ESCULTURA SEM TÍTULO 2 - fluxos

A estátua caminha sob o ácido que cai do céu que já foi olhado pelos que não mais enxergam o túnel infinito de luzes apagadas pelo assopro da boca seca de quem um dia viveu o horror da lama que exala o perfume que ninguém usa por motivo de inadimplência pelos débitos que ficarão sempre pendentes nas notas escritas à mão e que em algum lugar surgirão quando ninguém mais esperar e as lágrimas não mais adiantarão de nada obrigado pelas flores de bronze embaladas pela música surda do plástico derretido
Autoria: Everson Bertucci

domingo, 2 de agosto de 2009

ESCULTURA SEM TITULO 1 - fluxos

Porque está tudo fora do lugar.

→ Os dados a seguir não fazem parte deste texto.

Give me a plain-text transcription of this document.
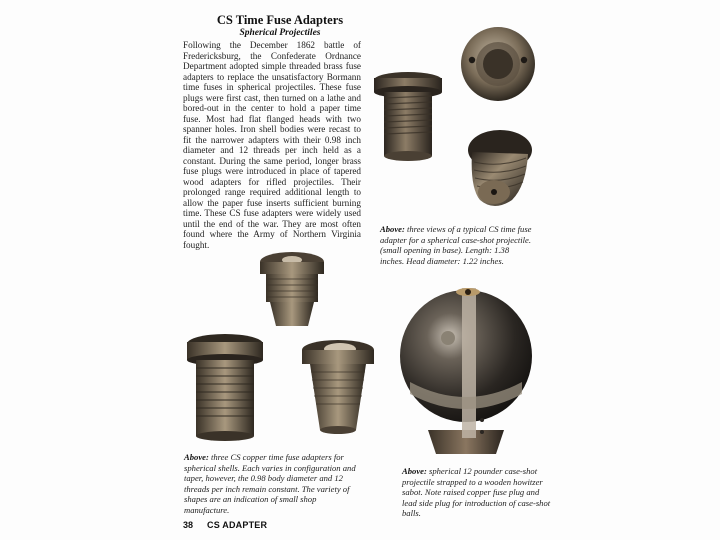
CS Time Fuse Adapters
Spherical Projectiles
Following the December 1862 battle of Fredericksburg, the Confederate Ordnance Department adopted simple threaded brass fuse adapters to replace the unsatisfactory Bormann time fuses in spherical projectiles. These fuse plugs were first cast, then turned on a lathe and bored-out in the center to hold a paper time fuse. Most had flat flanged heads with two spanner holes. Iron shell bodies were recast to fit the narrower adapters with their 0.98 inch diameter and 12 threads per inch held as a constant. During the same period, longer brass fuse plugs were introduced in place of tapered wood adapters for rifled projectiles. Their prolonged range required additional length to allow the paper fuse inserts sufficient burning time. These CS fuse adapters were widely used until the end of the war. They are most often found where the Army of Northern Virginia fought.
Above: three views of a typical CS time fuse adapter for a spherical case-shot projectile. (small opening in base). Length: 1.38 inches. Head diameter: 1.22 inches.
Above: three CS copper time fuse adapters for spherical shells. Each varies in configuration and taper, however, the 0.98 body diameter and 12 threads per inch remain constant. The variety of shapes are an indication of small shop manufacture.
Above: spherical 12 pounder case-shot projectile strapped to a wooden howitzer sabot. Note raised copper fuse plug and lead side plug for introduction of case-shot balls.
38 CS ADAPTER
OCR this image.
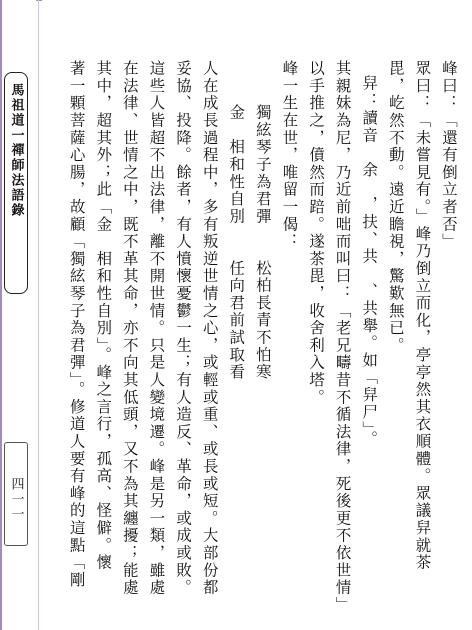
馬祖道一禪師法語錄
四一一

峰曰：「還有倒立者否」

眾曰：「未嘗見有。」峰乃倒立而化，亭亭然其衣順體。眾議舁就茶

毘，屹然不動。遠近瞻視，驚歎無已。

舁：讀音　余　，扶、共　、共舉。如「舁尸」。

其親妹為尼，乃近前咄而叫曰：「老兄疇昔不循法律，死後更不依世情」

以手推之，僨然而踣。遂茶毘，收舍利入塔。

峰一生在世，唯留一偈：

獨絃琴子為君彈　　松柏長青不怕寒

金　相和性自別　　任向君前試取看

人在成長過程中，多有叛逆世情之心，或輕或重、或長或短。大部份都

妥協、投降。餘者，有人憤懷憂鬱一生；有人造反、革命，或成或敗。

這些人皆超不出法律，離不開世情。只是人變境遷。峰是另一類，雖處

在法律、世情之中，既不革其命，亦不向其低頭，又不為其纏擾；能處

其中，超其外；此「金　相和性自別」。峰之言行，孤高、怪僻。懷

著一顆菩薩心腸，故顧「獨絃琴子為君彈」。修道人要有峰的這點「剛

O céu o vento o ar o sol os dias a sensação gostosa de frescor o vinagre que era vinho os sons a luz que custa entrar o reverberar as cordas vocais calejadas sem contar com o fedor que as rosas têm exalado não não sei o que fazer com o sofá que não combina com aquele tom de vermelho que escorre da parede branca me passa um café fresco forte sem açúcar descafeinado não melhor um cubinho de açúcar eu gosto de vê-lo derreter no líquido escuro que se mistura ao sangue das pessoas sem sangue e frívolas por natureza morta pendurada na parede invisível da janela que foi aberta mas não deveria tire essas mãos de mim não quero mais sentir seu toque frio do dia cinza e por favor me mande flores que não rosas para que o buraco seja fechado custa trinta e cinco reais fatos que poderão acontecer e é por ele que tudo vai entrar e aos poucos tudo não passará de escuridão processo lento de vida que rasteja pelo fim não adianta encarar o espelho dessa forma ele se partirá em vários e te destruirá aos poucos o sol é mais forte através dele e a interrupção é isso que se vê nas calçadas nos corredores pontos isolados da cidade que empreteia a cada dia mais o verde que se esvai não não é nada como voce pensa o que há é uma caminhada que não leva a lugar algum e não há ninguém querendo chegar. Eu quero. Um suco de laranja bem gelado mas sem gelo não posso com artificialidade tire o lixo com cuidado eu não quero fechar o livro mas vire pro outro lado e apague a luz enquanto a caduquice do mundo não vem.